Разумеется, еще во Франции было понятно, что во время войны подвергаешь опасности не только чужие жизни, но и рискуешь собственной. И все-таки во Франции, а поначалу и в России, казалось, что рисковать придется недолго, что все опасности и тяготы боев удастся мужественно и достойно преодолеть. Но теперь, в грязи, В ДЕРЬМЕ, как совершенно недвусмысленно все чаще характеризовали русский поход, благополучный исход стал вызывать сомнения.

Шансов выжить оставалось все меньше. Это постепенно доходило даже до тех головорезов среди нас, которым дома удовлетворить свою страсть к кровопролитию не давали законы мирного времени. Отец упоминает однополчанина с Рейна, который на отдыхе производил впечатление добродушного увальня-домоседа. «Испытываешь ни с чем не сравнимое чувство, — поделился тот с ним как-то ночью в окопе, — когда здесь нажимаешь на курок, а у русских кто-то падает».

Но и здесь мог кто-то упасть.

— Во Франции, — говорит отец, — все же погибли тридцать тысяч, до того, в Польше, — пятнадцать. Фронтовые сводки вермахта называли это «незначительными потерями». Однако Россия была куда больше Франции и Польши, а в военном отношении, как выяснилось довольно скоро, когда рассеялись иллюзии о якобы наголову разбитой Красной армии, — значительно сильнее, а потому и вероятность погибнуть под пулями противника день ото дня возрастала.

— Утешительную ложь, что нас-де будут встречать как освободителей, мы вскоре выбросили из головы. Разумеется, некоторые надеялись с нашей помощью сбросить коммунистическое иго, а попы явно рассчитывали обрести прежнее влияние. Однако симпатии, которые кое-где испытывали к нам русские, несмотря на чинимую нами разруху, быстро забылись. Большинство гражданского населения в России возненавидело нас куда сильнее, чем французы.

И в этом не было ничего удивительного, ведь за нами по пятам следовали СС. Стоило им прибыть на место, как прекрасная пропаганда свободы и права на самоопределение, которое должно предоставить порабощенным Советами нациям, оборачивалась злой шуткой. С прусской основательностью эти господа приступали к ЗАЧИСТКАМ захваченных на востоке областей. Такова была оборотная сторона безупречной организации, которой я прежде так восхищался и которая еще не так бросалась в глаза во Франции. Мы тоже, — говорит отец, — вынуждены были иногда прибегать к КРАЙНИМ МЕРАМ… Ну, во-первых, был издан приказ не брать в плен комиссаров… Коммунистических комиссаров, значилось в нем, следует расстреливать на месте… Ходили слухи об офицерах, которые отказывались его выполнять, но я, к сожалению, часто слышал и своими глазами видел, как этот приказ приводили в исполнение.

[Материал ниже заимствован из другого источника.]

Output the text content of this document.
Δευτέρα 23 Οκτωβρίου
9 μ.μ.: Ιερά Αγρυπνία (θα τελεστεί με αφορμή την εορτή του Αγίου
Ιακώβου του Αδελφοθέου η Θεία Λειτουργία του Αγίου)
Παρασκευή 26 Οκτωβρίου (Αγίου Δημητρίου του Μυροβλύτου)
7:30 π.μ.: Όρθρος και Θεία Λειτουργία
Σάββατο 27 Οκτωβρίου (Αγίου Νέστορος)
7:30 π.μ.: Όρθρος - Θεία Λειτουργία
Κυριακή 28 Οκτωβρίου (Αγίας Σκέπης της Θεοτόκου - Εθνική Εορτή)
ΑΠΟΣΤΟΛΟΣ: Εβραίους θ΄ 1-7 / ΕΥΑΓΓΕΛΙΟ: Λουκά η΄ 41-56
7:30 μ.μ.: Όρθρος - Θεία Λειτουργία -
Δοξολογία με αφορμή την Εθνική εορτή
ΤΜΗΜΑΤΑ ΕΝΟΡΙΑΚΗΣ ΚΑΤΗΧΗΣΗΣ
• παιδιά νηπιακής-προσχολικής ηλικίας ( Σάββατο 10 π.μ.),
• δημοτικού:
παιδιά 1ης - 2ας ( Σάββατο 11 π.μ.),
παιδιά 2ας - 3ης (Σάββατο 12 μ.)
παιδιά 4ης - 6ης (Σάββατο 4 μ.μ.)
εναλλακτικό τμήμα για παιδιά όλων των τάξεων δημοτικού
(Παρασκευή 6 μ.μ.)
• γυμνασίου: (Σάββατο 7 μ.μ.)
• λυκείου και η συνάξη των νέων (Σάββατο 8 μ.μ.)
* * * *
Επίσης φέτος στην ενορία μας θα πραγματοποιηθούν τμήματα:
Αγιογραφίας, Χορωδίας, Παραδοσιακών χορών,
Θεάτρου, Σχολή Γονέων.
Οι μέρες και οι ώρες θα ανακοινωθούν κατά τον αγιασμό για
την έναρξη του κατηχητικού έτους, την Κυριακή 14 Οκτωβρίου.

Ну, вот, — продолжает голос отца на пленке, — нас стали все чаще беспокоить партизаны. Надо было наказать их ДЛЯ ПОРЯДКА, чтобы другим было НЕПОВАДНО. На этот счет тоже имелись указания. Для пресечения партизанских рейдов и устрашения потенциальных пособников следовало действовать ОСОБЕННО РЕШИТЕЛЬНО И БЕСПОЩАДНО.

Перейти на страницу:

Все книги серии Австрийская библиотека в Санкт-Петербурге

Стужа
Стужа

Томас Бернхард (1931–1989) — один из всемирно известных австрийских авторов минувшего XX века. Едва ли не каждое его произведение, а перу писателя принадлежат многочисленные романы и пьесы, стихотворения и рассказы, вызывало при своем появлении шумный, порой с оттенком скандальности, отклик. Причина тому — полемичность по отношению к сложившимся представлениям и современным мифам, своеобразие формы, которой читатель не столько наслаждается, сколько «овладевает».Роман «Стужа» (1963), в центре которого — человек с измененным сознанием — затрагивает комплекс как чисто австрийских, так и общезначимых проблем. Это — многослойное повествование о человеческом страдании, о достоинстве личности, о смысле и бессмысленности истории. «Стужа» — первый и значительный успех писателя.

Томас Бернхард

Современная проза / Проза / Классическая проза

Похожие книги

Норвежский лес
Норвежский лес

…по вечерам я продавал пластинки. А в промежутках рассеянно наблюдал за публикой, проходившей перед витриной. Семьи, парочки, пьяные, якудзы, оживленные девицы в мини-юбках, парни с битницкими бородками, хостессы из баров и другие непонятные люди. Стоило поставить рок, как у магазина собрались хиппи и бездельники – некоторые пританцовывали, кто-то нюхал растворитель, кто-то просто сидел на асфальте. Я вообще перестал понимать, что к чему. «Что же это такое? – думал я. – Что все они хотят сказать?»…Роман классика современной японской литературы Харуки Мураками «Норвежский лес», принесший автору поистине всемирную известность.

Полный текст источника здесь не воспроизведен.